Ampliar a geografia do estritamente pessoal é dimensionar o mundo pelos grandes sonhos da paz, da solidariedade, dos direitos universais, da igualdade, da liberdade e da civilização.
Não obstante, hoje, porque estes homens ou seus iguais de princípios e causas, por lá não passaram, ainda há cidades que estão aquém de si próprias:
Cidades de água mediterrânica onde a vida é tão frágil que está ao sabor da maré, do vento e da pequenez.
Cidades de areia sem tolerância religiosa, eterna desculpa de luta de poderes fratricidas.
Cidades balcãs, tão perto de todos e tão longe de nós.
Cidades lineares de gente em êxodo até aos muros e fronteiras da indiferença.
Mas também há gente que são pessoas como nós e um pouco mais além.

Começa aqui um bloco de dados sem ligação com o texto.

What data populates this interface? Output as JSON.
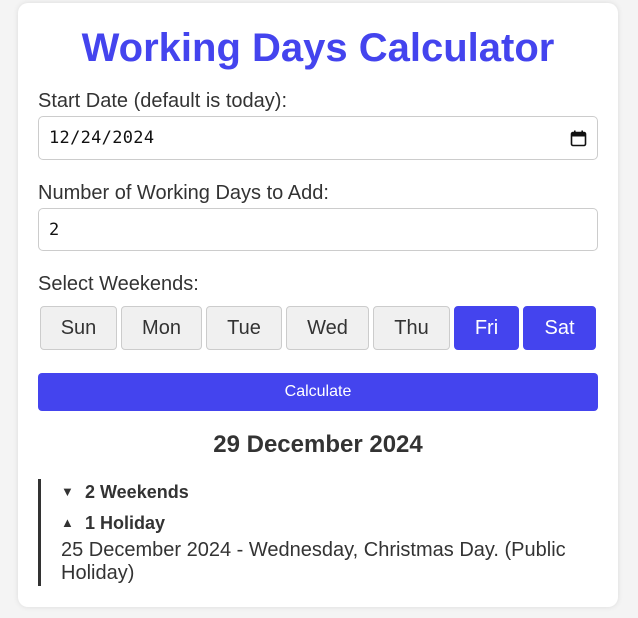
{
  "title": "Working Days Calculator",
  "start_date": {
    "label": "Start Date (default is today):",
    "value": "12/24/2024"
  },
  "days_to_add": {
    "label": "Number of Working Days to Add:",
    "value": "2"
  },
  "weekends": {
    "label": "Select Weekends:",
    "days": [
      {
        "label": "Sun",
        "selected": false
      },
      {
        "label": "Mon",
        "selected": false
      },
      {
        "label": "Tue",
        "selected": false
      },
      {
        "label": "Wed",
        "selected": false
      },
      {
        "label": "Thu",
        "selected": false
      },
      {
        "label": "Fri",
        "selected": true
      },
      {
        "label": "Sat",
        "selected": true
      }
    ]
  },
  "calculate_label": "Calculate",
  "result": {
    "date": "29 December 2024",
    "weekends_summary": "2 Weekends",
    "weekends_arrow": "▼",
    "holiday_summary": "1 Holiday",
    "holiday_arrow": "▲",
    "holiday_detail": "25 December 2024 - Wednesday, Christmas Day. (Public Holiday)"
  },
  "colors": {
    "accent": "#4444ee",
    "text": "#333333",
    "background": "#f4f4f4"
  }
}
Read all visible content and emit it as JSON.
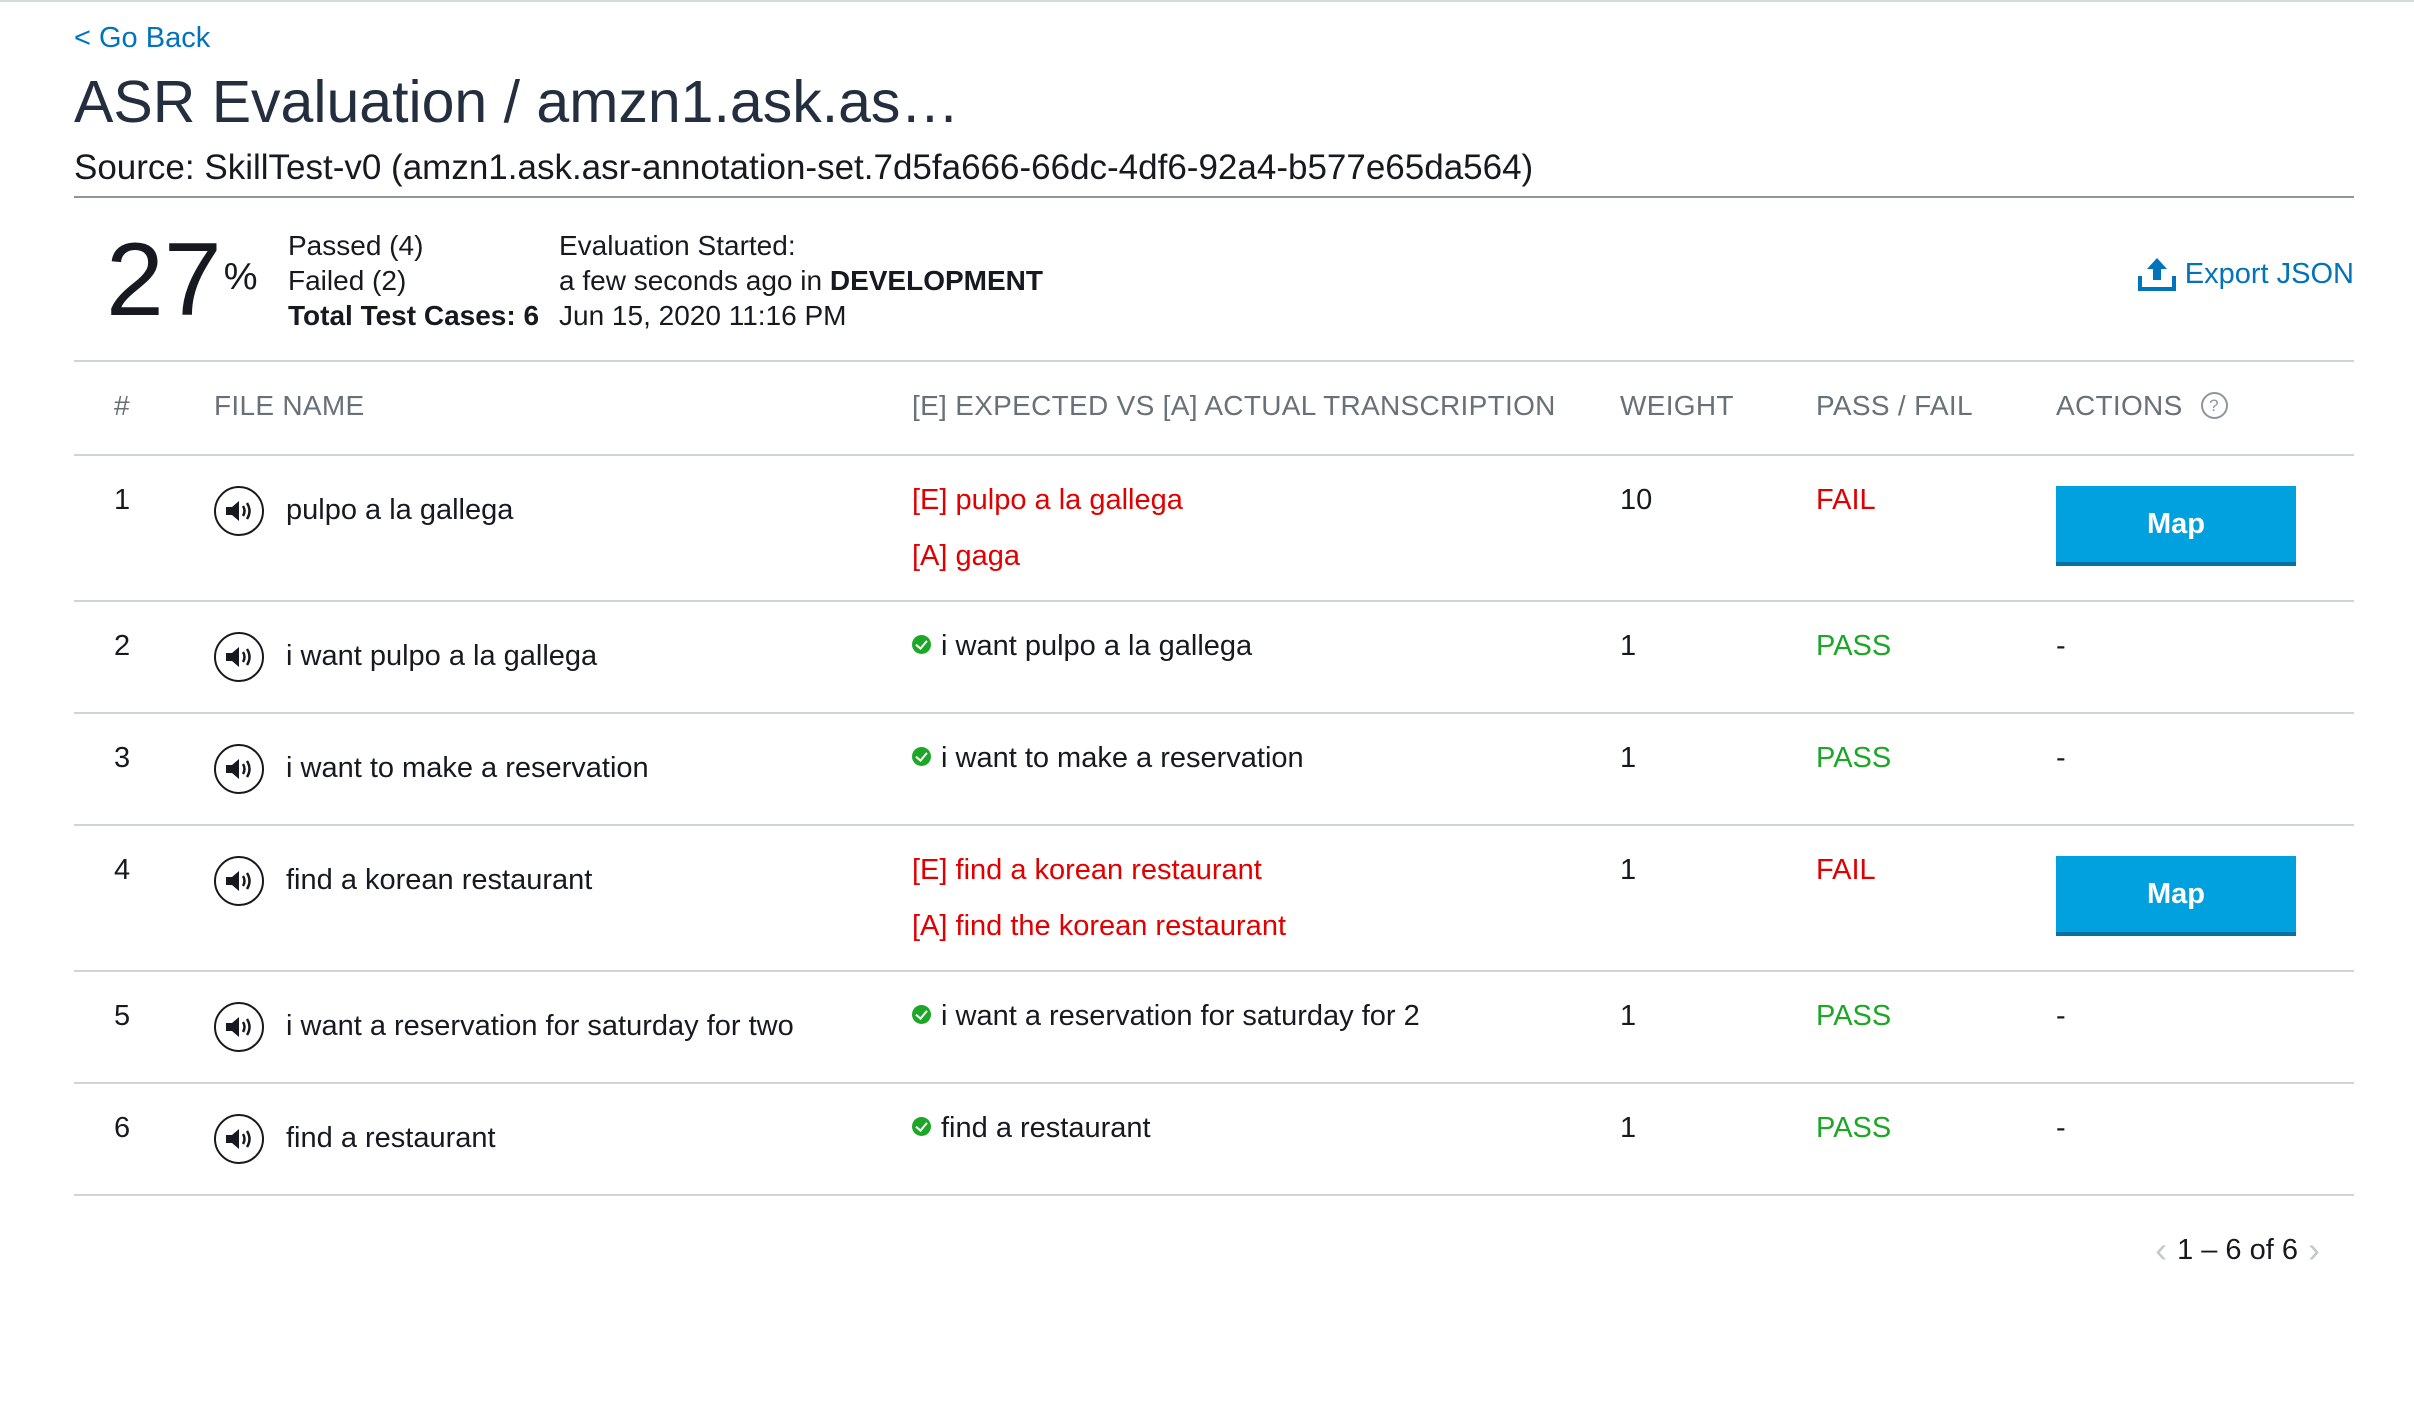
{
  "nav": {
    "go_back": "< Go Back"
  },
  "header": {
    "title": "ASR Evaluation / amzn1.ask.as…",
    "source": "Source: SkillTest-v0 (amzn1.ask.asr-annotation-set.7d5fa666-66dc-4df6-92a4-b577e65da564)"
  },
  "summary": {
    "score": "27",
    "score_unit": "%",
    "passed": "Passed (4)",
    "failed": "Failed (2)",
    "total": "Total Test Cases: 6",
    "started_label": "Evaluation Started:",
    "started_when": "a few seconds ago in ",
    "stage": "DEVELOPMENT",
    "started_date": "Jun 15, 2020 11:16 PM"
  },
  "export": {
    "label": "Export JSON",
    "icon": "upload-icon"
  },
  "table": {
    "headers": {
      "num": "#",
      "file_name": "FILE NAME",
      "transcription": "[E] EXPECTED VS [A] ACTUAL TRANSCRIPTION",
      "weight": "WEIGHT",
      "pass_fail": "PASS / FAIL",
      "actions": "ACTIONS",
      "help": "?"
    },
    "rows": [
      {
        "num": "1",
        "file": "pulpo a la gallega",
        "expected": "[E] pulpo a la gallega",
        "actual": "[A] gaga",
        "match": "",
        "weight": "10",
        "result": "FAIL",
        "action": "Map"
      },
      {
        "num": "2",
        "file": "i want pulpo a la gallega",
        "expected": "",
        "actual": "",
        "match": "i want pulpo a la gallega",
        "weight": "1",
        "result": "PASS",
        "action": "-"
      },
      {
        "num": "3",
        "file": "i want to make a reservation",
        "expected": "",
        "actual": "",
        "match": "i want to make a reservation",
        "weight": "1",
        "result": "PASS",
        "action": "-"
      },
      {
        "num": "4",
        "file": "find a korean restaurant",
        "expected": "[E] find a korean restaurant",
        "actual": "[A] find the korean restaurant",
        "match": "",
        "weight": "1",
        "result": "FAIL",
        "action": "Map"
      },
      {
        "num": "5",
        "file": "i want a reservation for saturday for two",
        "expected": "",
        "actual": "",
        "match": "i want a reservation for saturday for 2",
        "weight": "1",
        "result": "PASS",
        "action": "-"
      },
      {
        "num": "6",
        "file": "find a restaurant",
        "expected": "",
        "actual": "",
        "match": "find a restaurant",
        "weight": "1",
        "result": "PASS",
        "action": "-"
      }
    ]
  },
  "pagination": {
    "label": "1 – 6 of 6"
  },
  "colors": {
    "link": "#0073bb",
    "fail": "#e00000",
    "pass": "#1da727",
    "button": "#00a1de"
  }
}
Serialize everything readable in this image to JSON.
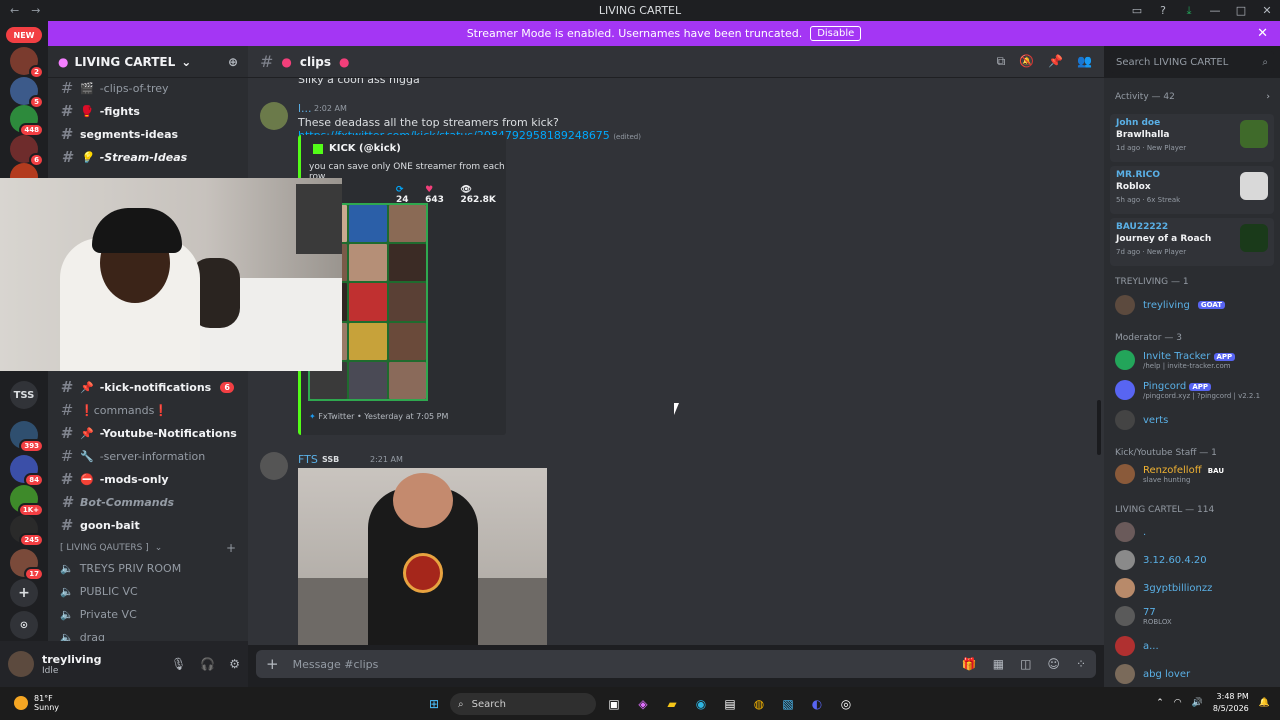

Que exprimem os seus quotidianos em horizontes temporais que vão tão longe, que a existência de uma longa vida de empenho banha e contagia o mundo.
3.
Uma das grandes conquistas da humanidade é o do direito à habitação. Aí se constroem mundos com histórias, desenvolvem afetos infinitos feitos de laços de sangue que se enlaçam.
Não há dignidade sem habitação. Não há vida própria ou comum. Não há espaço público sem o construído. Não há sociedade envolvida sem espaço comum. Não há direitos sem o essencial da habitação.
Se há um tema em que as divergências entre um certo mercado e um direito essencial é o da construção e da habitação. Não há hipotecas de habitações, há hipotecas de vidas inteiras.
Carlos Silva entra no mundo desta forma, na luta da dignidade, pelos direitos, pela civilização. Presidente da Federação das Cooperativas de Habitação, com os seus pares construiu um outro Portugal, e muitas cidades. Naquele espaço de sonhos coletivos que se seguiu ao 25 de Abril, a habitação viveu em tempos incomuns e fez parte das possibilidades que pareciam impossíveis.
Que melhor dizer que o 25 de Abril foi uma impossibilidade tornada possível e que melhor dizer que se estabilizou sob a forma de democracia com o trabalho na habitação condigna da qual as Cooperativas de Habitação, foram um elemento determinante.
Por isto acontecer, muito se deveu a tantos anos, tantas capacidades e competências, tanta determinação em prol de um dos nossos primeiros direitos: o da habitação.
Devemos muito ao 25 de Abril e o 25 de Abril deve muito a alguns.
Muito obrigado Carlos Silva!
4.
De outra forma, mas do mesmo determinante modo, a defesa do património impõe sobretudo atos de contínua inteligência primeiro e muita determinação a seguir.
Grande parte do nosso país é caminho-de-ferro. A ele se deveram povoações inteiras, desenvolvimento, vida, economia e gentes. Eram rios que drenavam vida e criavam bacias sociais, mosaicos culturais e paisagens humanizadas.
Depois o tempo parou, o som foi desaparecendo, a vida diminuindo, as povoações despovoando, os filhos despedindo-se dos pais. Fica da história um canal um canal em cada latitude e longitude. Em muitos casos, talvez só isso e a memória que ele densifica, na certeza que um tempo circular da história o irá retomar.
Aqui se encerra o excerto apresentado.